Originally published by Don Peppers on LinkedIn: How to Assign Responsibility for the Customer Experience - A Practical Idea

In two recent articles I suggested that:

  1. While customer experience initiatives seem to be in high demand, they aren’t fully implemented nearly as often as this demand might indicate, and

  2. A lot of political squabbles and internal conflicts will be exposed at your company once you make a sincere effort to see your company through the customer’s eyes.

There is, however, yet another nagging issue surrounding the CX issue that we ought to address:

Who should own the customer experience at your company?

What corporate function should handle designing, managing, and improving your business’s customer experience? Should the ultimate responsibility be the Chief Marketing Officer’s? Or should it fall to the Chief Revenue Officer or the head of sales? Or should Customer Service take responsibility?

Before you answer, let me clarify that for purposes of this discussion we are defining the customer experience as “the totality of a customer’s individual interactions with a brand, over time.”

So what are some activities that would fall within that definition? Here are just a few, in no particular order:

  • Buying the product and putting it to use

  • Finding out about the product by interacting on the web site

  • Demo-ing the product in a sales meeting

  • Complaining about a product’s failure or problem

  • Getting the product repaired or serviced

  • Submitting a review of the product to your company’s website

  • Submitting a review of the product to a third-party website

  • Comparing the product to a competitor’s product, feature by feature

  • Installing the product and getting it to work the first time

  • Submitting financial information prior to purchasing the product

  • Having the product upgraded to a newer or better version

  • Negotiating the price and terms for the product

  • Configuring or re-configuring the product

It’s obvious from this list that the Chief Marketing Officer would be one candidate, although many of these activities would also fall into the Sales area, as well as the Customer Service area, and maybe even Finance (for any credit applications associated with the product or service).

My suggestion, however, is that the best way to assign responsibility for the customer experience at a firm is to divide it into three different tasks:

  1. Designing,

  2. Managing, and

  3. Improving.

At most companies, the responsibility for designing the ideal CX should almost certainly fall to the CMO, who is also responsible for positioning and promotion, and for all the company’s public representations or messaging about its offerings. Ditto for CX improvement, which is really just a subset of the design task.

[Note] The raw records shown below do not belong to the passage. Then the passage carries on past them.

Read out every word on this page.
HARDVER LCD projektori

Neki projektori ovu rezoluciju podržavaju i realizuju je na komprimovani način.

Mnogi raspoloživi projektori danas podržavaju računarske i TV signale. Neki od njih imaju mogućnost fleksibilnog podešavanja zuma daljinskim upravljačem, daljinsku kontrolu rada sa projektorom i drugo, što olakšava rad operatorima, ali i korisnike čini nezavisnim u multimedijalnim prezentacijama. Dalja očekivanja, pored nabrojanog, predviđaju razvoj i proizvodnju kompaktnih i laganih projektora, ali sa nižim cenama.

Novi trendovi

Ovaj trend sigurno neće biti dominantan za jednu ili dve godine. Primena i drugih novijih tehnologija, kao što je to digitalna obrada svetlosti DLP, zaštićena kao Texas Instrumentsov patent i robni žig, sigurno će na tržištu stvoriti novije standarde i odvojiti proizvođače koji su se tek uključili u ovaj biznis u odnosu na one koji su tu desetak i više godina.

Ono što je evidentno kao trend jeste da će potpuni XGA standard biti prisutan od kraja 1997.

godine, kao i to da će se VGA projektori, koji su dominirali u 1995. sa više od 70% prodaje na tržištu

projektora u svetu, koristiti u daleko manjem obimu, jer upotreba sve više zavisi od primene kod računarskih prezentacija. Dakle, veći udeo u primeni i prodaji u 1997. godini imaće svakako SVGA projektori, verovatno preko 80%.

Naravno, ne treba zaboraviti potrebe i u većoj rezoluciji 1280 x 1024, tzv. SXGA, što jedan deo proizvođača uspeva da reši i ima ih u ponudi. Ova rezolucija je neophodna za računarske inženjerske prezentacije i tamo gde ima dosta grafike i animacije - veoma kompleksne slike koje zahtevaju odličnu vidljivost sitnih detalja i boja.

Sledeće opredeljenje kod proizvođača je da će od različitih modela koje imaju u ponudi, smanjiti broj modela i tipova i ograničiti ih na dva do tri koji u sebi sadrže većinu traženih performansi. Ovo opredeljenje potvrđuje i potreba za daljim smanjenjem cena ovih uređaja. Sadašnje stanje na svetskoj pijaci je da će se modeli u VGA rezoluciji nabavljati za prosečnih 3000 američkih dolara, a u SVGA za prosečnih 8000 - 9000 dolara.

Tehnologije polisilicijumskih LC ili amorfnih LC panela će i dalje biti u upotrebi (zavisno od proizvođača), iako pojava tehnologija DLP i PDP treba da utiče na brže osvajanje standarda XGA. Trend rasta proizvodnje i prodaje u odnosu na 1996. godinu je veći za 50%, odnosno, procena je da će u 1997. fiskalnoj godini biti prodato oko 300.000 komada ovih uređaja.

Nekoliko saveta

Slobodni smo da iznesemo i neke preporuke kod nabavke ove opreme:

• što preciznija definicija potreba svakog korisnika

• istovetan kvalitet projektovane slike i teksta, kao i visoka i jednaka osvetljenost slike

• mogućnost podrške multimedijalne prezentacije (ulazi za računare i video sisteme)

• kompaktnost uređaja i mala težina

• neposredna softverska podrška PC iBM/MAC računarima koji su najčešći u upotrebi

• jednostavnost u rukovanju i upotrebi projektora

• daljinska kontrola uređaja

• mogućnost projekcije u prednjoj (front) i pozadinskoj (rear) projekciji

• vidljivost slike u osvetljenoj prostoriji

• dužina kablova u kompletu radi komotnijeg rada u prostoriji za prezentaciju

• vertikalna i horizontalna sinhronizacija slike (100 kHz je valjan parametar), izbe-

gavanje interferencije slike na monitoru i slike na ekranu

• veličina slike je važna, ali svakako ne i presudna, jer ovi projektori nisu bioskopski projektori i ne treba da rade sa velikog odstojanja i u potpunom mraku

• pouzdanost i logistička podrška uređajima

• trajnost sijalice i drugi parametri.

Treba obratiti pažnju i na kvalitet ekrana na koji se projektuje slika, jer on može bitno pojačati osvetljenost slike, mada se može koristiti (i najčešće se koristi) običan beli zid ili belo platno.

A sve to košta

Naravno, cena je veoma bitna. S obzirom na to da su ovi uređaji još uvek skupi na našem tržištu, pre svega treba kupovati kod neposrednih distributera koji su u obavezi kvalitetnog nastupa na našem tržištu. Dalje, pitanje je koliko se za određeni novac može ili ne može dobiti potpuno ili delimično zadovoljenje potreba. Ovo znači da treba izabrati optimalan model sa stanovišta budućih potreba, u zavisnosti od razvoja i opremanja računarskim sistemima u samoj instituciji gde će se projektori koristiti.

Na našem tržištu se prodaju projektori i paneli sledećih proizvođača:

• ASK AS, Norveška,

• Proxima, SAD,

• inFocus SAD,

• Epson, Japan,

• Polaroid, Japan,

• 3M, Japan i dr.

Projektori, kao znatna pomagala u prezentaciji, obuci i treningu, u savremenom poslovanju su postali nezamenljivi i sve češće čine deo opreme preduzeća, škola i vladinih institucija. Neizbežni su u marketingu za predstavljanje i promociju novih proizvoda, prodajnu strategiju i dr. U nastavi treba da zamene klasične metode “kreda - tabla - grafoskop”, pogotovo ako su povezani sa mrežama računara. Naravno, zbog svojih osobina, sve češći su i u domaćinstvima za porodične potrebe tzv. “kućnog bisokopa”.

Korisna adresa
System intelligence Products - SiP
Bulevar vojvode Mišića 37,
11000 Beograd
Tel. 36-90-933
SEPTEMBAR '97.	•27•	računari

The key to improving the CX at a company is knowing what direction to move in – that is, what ideal CX design we are trying to achieve?

Managing the CX, however, is not usually a marketing task at all, right? There are service issues that a company’s operations or customer service staff need to address, sales tasks that the sales force needs to manage, and (possibly) credit tasks to be managed by the finance folks. But all these management tasks, no matter who is responsible for them, should be accountable in some way to the standard that is aspired to in the ideal CX design.

How do these tasks get divided up in your own company?